As far as being a short candidate, I would pass on this one and just not touch it. I think that its low price-to-book value of 1.29 could keep it afloat. Its five-year median P/B ratio is 1.20. Even though the company has a low ROC, it is still positive and will keep the P/B ratio from dropping too low.
Salesforce.com Inc. (CRM)
Salesforce.com is viewed as one of the momentum stocks that lost favor this year. It is down about 20 percent from its peak in late February. The company is one of the pioneers of cloud computing and first offered its customer relationship management (CRM) solutions back in February 2000. Today, Saleforce.com is a leading provider of enterprise cloud computing solutions, with a strong focus on CRM service offerings to its customers. Although it is an established company, Salesforce.com has not been able to yet establish consistent earnings. Earnings per share (EPS) have been minimal for the first `0 years of operations and have been retreating since 2010. The trailing 12 months EPS is at $-0.48.
Greenblatt says that 7.27 times sales is also too much to pay for the company. It has been getting some of its growth through acquisitions and perhaps that growth is not sustainable. The company has made at least 30 acquisitions since 2006. Its ROC is -23.06 percent, and the earnings yield is at 0.4 percent. Revenue has been growing at a rapid rate throughout its history. It has been growing at an annual rate of 35 percent for the past 10 years and grew nearly 25 percent for the past 12 months. Although revenue is growing at a rapid rate, it does not help the shareholders if earnings continue to go deeper into the red.
Many of the gurus that we follow utilize long/short strategies. Joel Greenblatt (Trades, Portfolio) gave us a little insight into his strategy. He ranks the largest 2,000 companies in the U.S. based on his criteria, buys the top 300 stocks and shorts the bottom 300 stocks. If you want to check on how his long/short strategy has been performing, the three funds to follow are Gotham Absolute Return Fund (GARIX), Gotham Enhanced Return Fund (GENIX) and Gotham Neutral Fund (GONIX). His long positions can be viewed at GuruFocus (Joel Greenblatt (Trades, Portfolio) Stock Picks). Although I do not short stocks, it is interesting to see the opinions of the gurus for which stocks they think are likely to lose value.

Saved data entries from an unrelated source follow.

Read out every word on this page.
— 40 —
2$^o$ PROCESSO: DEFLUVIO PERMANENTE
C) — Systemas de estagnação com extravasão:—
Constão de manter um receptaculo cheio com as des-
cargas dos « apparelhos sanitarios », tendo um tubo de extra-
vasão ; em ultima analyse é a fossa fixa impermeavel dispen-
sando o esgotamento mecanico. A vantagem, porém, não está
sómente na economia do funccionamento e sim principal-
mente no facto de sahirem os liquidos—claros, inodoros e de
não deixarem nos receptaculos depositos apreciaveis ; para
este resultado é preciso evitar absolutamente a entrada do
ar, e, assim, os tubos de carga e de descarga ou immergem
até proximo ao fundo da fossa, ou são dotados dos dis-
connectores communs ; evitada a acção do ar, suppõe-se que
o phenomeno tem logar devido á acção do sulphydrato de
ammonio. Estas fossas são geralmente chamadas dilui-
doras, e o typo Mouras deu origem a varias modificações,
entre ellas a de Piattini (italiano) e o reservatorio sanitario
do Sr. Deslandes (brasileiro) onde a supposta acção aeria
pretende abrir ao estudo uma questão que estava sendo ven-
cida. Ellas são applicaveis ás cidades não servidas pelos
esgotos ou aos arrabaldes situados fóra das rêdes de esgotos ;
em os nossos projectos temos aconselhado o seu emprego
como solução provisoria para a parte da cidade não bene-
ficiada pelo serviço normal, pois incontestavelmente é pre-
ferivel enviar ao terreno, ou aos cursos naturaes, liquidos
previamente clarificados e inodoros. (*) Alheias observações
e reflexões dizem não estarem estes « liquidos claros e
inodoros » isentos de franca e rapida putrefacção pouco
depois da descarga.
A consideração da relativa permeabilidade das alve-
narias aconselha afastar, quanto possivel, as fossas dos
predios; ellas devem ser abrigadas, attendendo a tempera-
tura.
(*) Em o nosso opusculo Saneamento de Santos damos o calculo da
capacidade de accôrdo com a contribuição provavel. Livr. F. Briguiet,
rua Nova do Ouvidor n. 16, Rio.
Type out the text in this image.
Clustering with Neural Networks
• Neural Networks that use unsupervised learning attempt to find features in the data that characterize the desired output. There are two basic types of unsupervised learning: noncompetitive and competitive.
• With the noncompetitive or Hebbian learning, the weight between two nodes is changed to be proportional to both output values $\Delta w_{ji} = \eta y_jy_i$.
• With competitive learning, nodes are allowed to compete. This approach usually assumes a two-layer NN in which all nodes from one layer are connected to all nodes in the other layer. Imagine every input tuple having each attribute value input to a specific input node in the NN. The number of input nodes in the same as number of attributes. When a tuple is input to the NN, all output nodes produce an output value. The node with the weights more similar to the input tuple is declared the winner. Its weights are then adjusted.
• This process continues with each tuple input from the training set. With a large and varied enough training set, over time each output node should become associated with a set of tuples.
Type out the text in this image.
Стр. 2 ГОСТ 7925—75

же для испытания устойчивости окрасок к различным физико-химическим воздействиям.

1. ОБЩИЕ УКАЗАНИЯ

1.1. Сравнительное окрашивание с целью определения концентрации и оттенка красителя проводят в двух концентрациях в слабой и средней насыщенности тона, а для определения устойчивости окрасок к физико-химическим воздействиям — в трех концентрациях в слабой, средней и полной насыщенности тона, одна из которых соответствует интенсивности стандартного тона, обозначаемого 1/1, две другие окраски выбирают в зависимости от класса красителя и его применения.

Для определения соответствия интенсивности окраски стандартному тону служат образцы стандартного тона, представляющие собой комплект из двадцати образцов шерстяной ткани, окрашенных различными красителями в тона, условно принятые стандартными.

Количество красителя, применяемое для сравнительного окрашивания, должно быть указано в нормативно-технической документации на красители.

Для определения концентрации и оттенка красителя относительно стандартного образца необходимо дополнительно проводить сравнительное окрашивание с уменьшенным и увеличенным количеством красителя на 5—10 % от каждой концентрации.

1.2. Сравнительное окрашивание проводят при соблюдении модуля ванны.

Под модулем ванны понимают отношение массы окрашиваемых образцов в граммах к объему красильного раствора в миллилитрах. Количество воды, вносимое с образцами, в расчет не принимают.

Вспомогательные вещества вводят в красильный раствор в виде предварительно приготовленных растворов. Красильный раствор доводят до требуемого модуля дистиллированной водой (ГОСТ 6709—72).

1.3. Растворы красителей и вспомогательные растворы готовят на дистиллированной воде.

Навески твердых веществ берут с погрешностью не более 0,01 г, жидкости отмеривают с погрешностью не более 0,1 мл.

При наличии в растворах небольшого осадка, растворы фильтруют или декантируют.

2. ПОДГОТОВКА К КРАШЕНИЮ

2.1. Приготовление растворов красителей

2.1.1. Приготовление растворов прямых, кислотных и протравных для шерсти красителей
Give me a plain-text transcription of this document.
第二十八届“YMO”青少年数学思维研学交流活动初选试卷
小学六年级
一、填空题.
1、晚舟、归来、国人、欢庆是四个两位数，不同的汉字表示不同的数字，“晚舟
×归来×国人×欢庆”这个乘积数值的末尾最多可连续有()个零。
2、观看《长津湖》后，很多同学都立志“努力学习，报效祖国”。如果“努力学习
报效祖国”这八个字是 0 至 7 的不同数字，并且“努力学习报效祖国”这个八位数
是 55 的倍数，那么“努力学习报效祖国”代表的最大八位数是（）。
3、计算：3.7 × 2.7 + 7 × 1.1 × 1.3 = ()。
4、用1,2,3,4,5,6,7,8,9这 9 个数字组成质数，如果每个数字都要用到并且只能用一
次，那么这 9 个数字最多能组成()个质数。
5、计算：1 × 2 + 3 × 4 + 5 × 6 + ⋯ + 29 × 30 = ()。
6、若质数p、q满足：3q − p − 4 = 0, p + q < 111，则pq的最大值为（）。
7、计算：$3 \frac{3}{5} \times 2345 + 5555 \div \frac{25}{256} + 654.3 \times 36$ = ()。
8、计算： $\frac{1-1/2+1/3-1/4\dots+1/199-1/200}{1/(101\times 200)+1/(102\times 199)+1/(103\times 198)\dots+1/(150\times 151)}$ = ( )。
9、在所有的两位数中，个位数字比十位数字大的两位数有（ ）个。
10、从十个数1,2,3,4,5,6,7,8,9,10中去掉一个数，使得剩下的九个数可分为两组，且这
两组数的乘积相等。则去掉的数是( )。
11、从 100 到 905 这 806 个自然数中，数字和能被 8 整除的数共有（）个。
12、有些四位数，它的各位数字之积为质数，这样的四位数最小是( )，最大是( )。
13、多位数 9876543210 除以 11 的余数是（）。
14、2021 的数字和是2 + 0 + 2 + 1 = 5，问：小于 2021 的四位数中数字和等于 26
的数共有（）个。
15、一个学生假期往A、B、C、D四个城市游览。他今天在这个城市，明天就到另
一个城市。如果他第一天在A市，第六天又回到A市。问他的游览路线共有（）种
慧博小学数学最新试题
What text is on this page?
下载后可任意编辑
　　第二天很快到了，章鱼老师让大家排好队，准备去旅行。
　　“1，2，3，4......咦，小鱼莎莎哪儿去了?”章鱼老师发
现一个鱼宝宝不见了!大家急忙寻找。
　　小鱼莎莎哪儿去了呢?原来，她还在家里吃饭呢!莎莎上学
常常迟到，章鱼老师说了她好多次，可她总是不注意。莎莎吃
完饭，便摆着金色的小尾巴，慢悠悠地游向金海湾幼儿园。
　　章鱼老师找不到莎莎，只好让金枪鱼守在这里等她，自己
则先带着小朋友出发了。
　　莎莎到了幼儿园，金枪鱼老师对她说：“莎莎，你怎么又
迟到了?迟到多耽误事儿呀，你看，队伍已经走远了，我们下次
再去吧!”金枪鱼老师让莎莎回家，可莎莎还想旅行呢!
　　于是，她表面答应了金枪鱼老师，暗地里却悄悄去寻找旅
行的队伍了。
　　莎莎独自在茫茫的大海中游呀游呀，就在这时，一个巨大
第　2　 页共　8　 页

Another interesting long/short strategy was developed by Joseph D. Piotroski. He earned his Ph.D. in accounting from the University of Michigan and is now an associate professor of accounting at the Stanford University Graduate School of Business. He developed the Piotroski F-Score with a scale of 0 to 9. During the testing periods, he found that he outperformed the market by buying stocks that scored the highest (8 or 9). He also found that he outperformed the market at a higher rate by shorting the stocks with the lowest F-Scores (0 or 1). The Piotroski F-Score is a criterion that can be screened for with the GuruFocus All-In-One Screener.